Beaver (Castor canadensis) — Flagship Ecosystem Modifier
- Historical Abundance
- Pre-European estimates: 60–400 million across N. America (tundra → Mexican deserts).
- Fur trade (1600s–1900): e.g., 80 000 trapped in one decade in New York.
- By 1900: near extinction; modern rebound to 6–12 million (<10 % of original).
- Dietary Preferences
- Leaves, twigs, bark of hardwoods; dislike spruce/conifers.
- Favor willows, aspens (shade-intolerant pioneer spp.).
- Dam Construction & Immediate Effects
- Collection of logs, branches, mud → dam → pond backs up.
- Progressive enlargement as more trees felled; steep hillsides eventually halt lateral water escape.
- Lodge built within pond; underwater entrance → thermal refuge & predator avoidance.
- Hydrological & Aquatic Impacts
- Converts lotic (stream) → lentic (pond) system.
- “Stepping-lake” profile: series of ponds along stream continuum.
- Slower flow → sediment retention, ↑ organic matter, ↓ turbidity downstream.
- Warmer, well-lit water → plankton bloom, productivity boost; total biomass in pond 2–5× that of equivalent-volume stream.
- Acid-neutralizing capacity ↑ via CaCO₃ leaching where pond edges contact upland soils.
- Macroinvertebrate diversity & abundance ↑ → trophic upsurge attracting predators (fish, amphibians, birds, mammals).
- Terrestrial & Vegetative Impacts
- Up to 1 metric ton of wood cut per year per colony.
- Canopy opening → sunlight on soil → rapid pioneer growth (willow/aspen).
- New shoots richer in nitrogen → herbivore attraction; herbivore waste further fertilizes soil.
- Successional Outcomes When Beavers Leave
- Short-lived dams break → sediment-filled beaver meadow (fertile, sun-lit).
- Long-lived, intact dams may persist or progress to bogs (acidic, partially decomposed peat mats; e.g., cranberry bogs) if decomposition lags.
- Broader Ecological Role
- Template for understanding how physical habitat alteration drives community turnover.
Other Notable Ecosystem Modifiers
- Alaskan moose — wallows create ephemeral wetlands.
- American alligator — “gator holes” concentrate water, refuge for fish & amphibians.
- Prairie dogs — vegetation clipping forms short-grass patches, aerates soil.
- African/Asian elephants — tree felling → grassland pockets in savanna/forest mosaics.
Additional Keystone Examples
- Alewife (Alosa pseudoharengus) — small fish dramatically restructuring zooplankton & native fish assemblages in Great Lakes.
- Western coyote (Canis latrans) — top-down control; removal can precipitate mesopredator release, rodent outbreaks, potential plant-community collapse.

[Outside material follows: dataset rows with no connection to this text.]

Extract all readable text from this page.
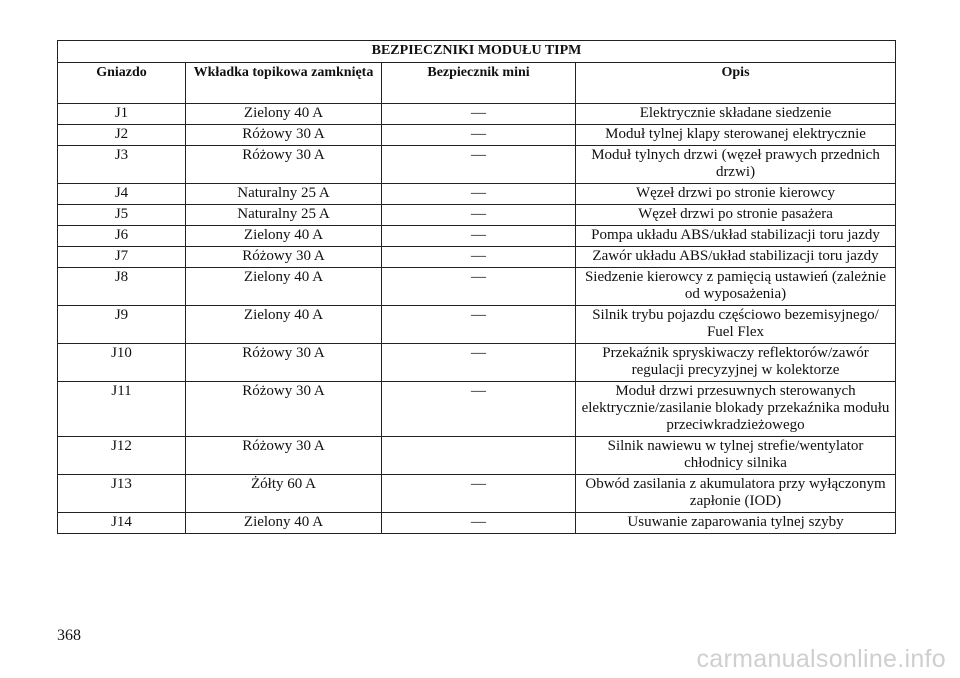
BEZPIECZNIKI MODUŁU TIPM			
Gniazdo	Wkładka topikowa zamknięta	Bezpiecznik mini	Opis
J1	Zielony 40 A	—	Elektrycznie składane siedzenie
J2	Różowy 30 A	—	Moduł tylnej klapy sterowanej elektrycznie
J3	Różowy 30 A	—	Moduł tylnych drzwi (węzeł prawych przednich drzwi)
J4	Naturalny 25 A	—	Węzeł drzwi po stronie kierowcy
J5	Naturalny 25 A	—	Węzeł drzwi po stronie pasażera
J6	Zielony 40 A	—	Pompa układu ABS/układ stabilizacji toru jazdy
J7	Różowy 30 A	—	Zawór układu ABS/układ stabilizacji toru jazdy
J8	Zielony 40 A	—	Siedzenie kierowcy z pamięcią ustawień (zależnie od wyposażenia)
J9	Zielony 40 A	—	Silnik trybu pojazdu częściowo bezemisyjnego/ Fuel Flex
J10	Różowy 30 A	—	Przekaźnik spryskiwaczy reflektorów/zawór regulacji precyzyjnej w kolektorze
J11	Różowy 30 A	—	Moduł drzwi przesuwnych sterowanych elektrycznie/zasilanie blokady przekaźnika modułu przeciwkradzieżowego
J12	Różowy 30 A		Silnik nawiewu w tylnej strefie/wentylator chłodnicy silnika
J13	Żółty 60 A	—	Obwód zasilania z akumulatora przy wyłączonym zapłonie (IOD)
J14	Zielony 40 A	—	Usuwanie zaparowania tylnej szyby
368
carmanualsonline.info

Ethical & Conservation Implications
- Because keystone species often have low biomass, they can be overlooked until removal triggers drastic collapse; underscores need for precautionary management.
- Ecosystem modifiers illustrate how habitat engineering species amplify heterogeneity; restoration plans frequently re-introduce such engineers (e.g., beaver re-wilding).
- Detecting keystones/modifiers generally requires manipulative or natural-experiment evidence (e.g., removal, extirpation, or reintroduction).
Connections to Previous & Upcoming Topics
- Builds on earlier discussions of competition, niche theory, and logistic growth.
- Sets stage for forthcoming lectures on:
- Energy flow through ecosystems (food-web energetics).
- Human population growth dynamics (Unit 3 conclusion).